Gerek davalı idarenin savunmalarında, gerekse Başsavcılık düşüncesinde, 1 yıllık hak düşürücü sürenin geçirilmesinden sonra idari müracaatın yapıldığı ve süre aşımının bulunduğunun belirtilmesi karşısında bu husus öncelikle incelenmiştir. Sağlık yardımı ile ilgili davacının durumuna ilişkin geçici madde 1'de herhangi bir müracaat süresinin öngörülmemesi, bu madde içeriğindeki Kanunun yürürlüğe konulduğu tarihi takip eden aybaşından itibaren on iki ayı geçmemek üzere... şeklindeki düzenlemenin ise müracaat dönemine ilişkin bir tespit olmayıp, sağlık yardımının tedavi süresince yapılabileceği azami döneme ilişkin bir tespit olması karşısında, yapılan müracaatı müteakip, idarenin sükutu üzerine açılan davada süre aşımının bulunmadığı değerlendirilmektedir.

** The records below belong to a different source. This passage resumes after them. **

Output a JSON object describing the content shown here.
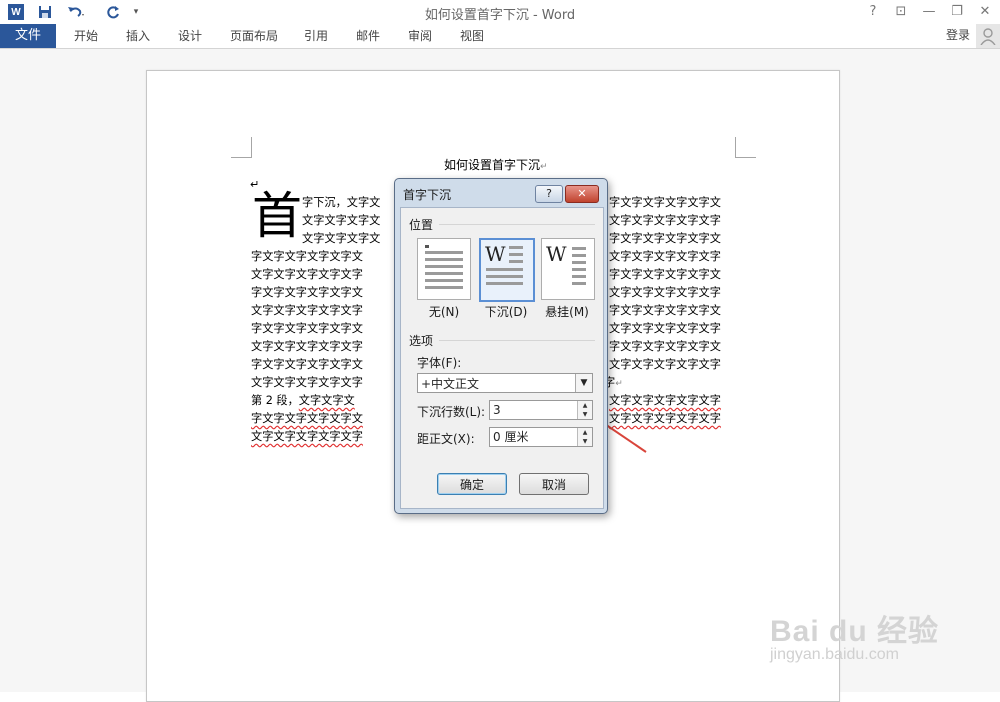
{
  "window": {
    "title": "如何设置首字下沉 - Word",
    "logo": "W",
    "controls": [
      "?",
      "⊡",
      "—",
      "❐",
      "✕"
    ]
  },
  "ribbon": {
    "file_tab": "文件",
    "tabs": [
      "开始",
      "插入",
      "设计",
      "页面布局",
      "引用",
      "邮件",
      "审阅",
      "视图"
    ],
    "signin": "登录"
  },
  "document": {
    "title": "如何设置首字下沉",
    "drop_cap": "首",
    "lines": [
      "字下沉，文字文",
      "文字文字文字文",
      "文字文字文字文",
      "字文字文字文字文字文",
      "文字文字文字文字文字",
      "字文字文字文字文字文",
      "文字文字文字文字文字",
      "字文字文字文字文字文",
      "文字文字文字文字文字",
      "字文字文字文字文字文",
      "文字文字文字文字文字"
    ],
    "right_lines": [
      "字文字文字文字文字文",
      "文字文字文字文字文字",
      "字文字文字文字文字文",
      "文字文字文字文字文字",
      "字文字文字文字文字文",
      "文字文字文字文字文字",
      "字文字文字文字文字文",
      "文字文字文字文字文字",
      "字文字文字文字文字文",
      "文字文字文字文字文字",
      "字文字文字文字文字文"
    ],
    "para1_end": "字",
    "para2": {
      "label": "第 2 段，",
      "line1": "文字文字文",
      "line2": "字文字文字文字文字文",
      "line3": "文字文字文字文字文字",
      "right1": "文字文字文字文字文字",
      "right2": "文字文字文字文字文字"
    }
  },
  "dialog": {
    "title": "首字下沉",
    "help": "?",
    "close": "✕",
    "position_group": "位置",
    "positions": [
      {
        "label": "无(N)"
      },
      {
        "label": "下沉(D)",
        "selected": true
      },
      {
        "label": "悬挂(M)"
      }
    ],
    "options_group": "选项",
    "font_label": "字体(F):",
    "font_value": "+中文正文",
    "lines_label": "下沉行数(L):",
    "lines_value": "3",
    "distance_label": "距正文(X):",
    "distance_value": "0 厘米",
    "ok": "确定",
    "cancel": "取消"
  },
  "watermark": {
    "main": "Bai du 经验",
    "sub": "jingyan.baidu.com"
  }
}
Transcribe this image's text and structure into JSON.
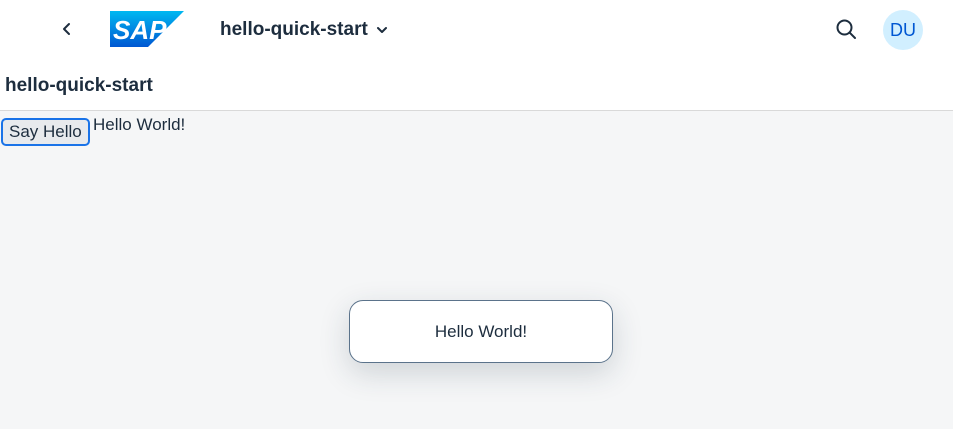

Mevzuat hükümlerine göre, uzman erbaşlara sağlık yardımı yapılabilmesi için; sözleşmesinin sıhhi sebeplerden dolayı feshedilmiş olması ve sözleşme feshine neden olan sıhhi arızanın tedavisine devam edilmesi şartlarının bir arada gerçekleşmesi gerekmektedir. 5434 Sayılı Emekli Sandığı Kanunu hükümlerine göre malullük aylığı bağlanıncaya kadar ve on iki ayı geçmemek üzere bu ödeme yapılacaktır.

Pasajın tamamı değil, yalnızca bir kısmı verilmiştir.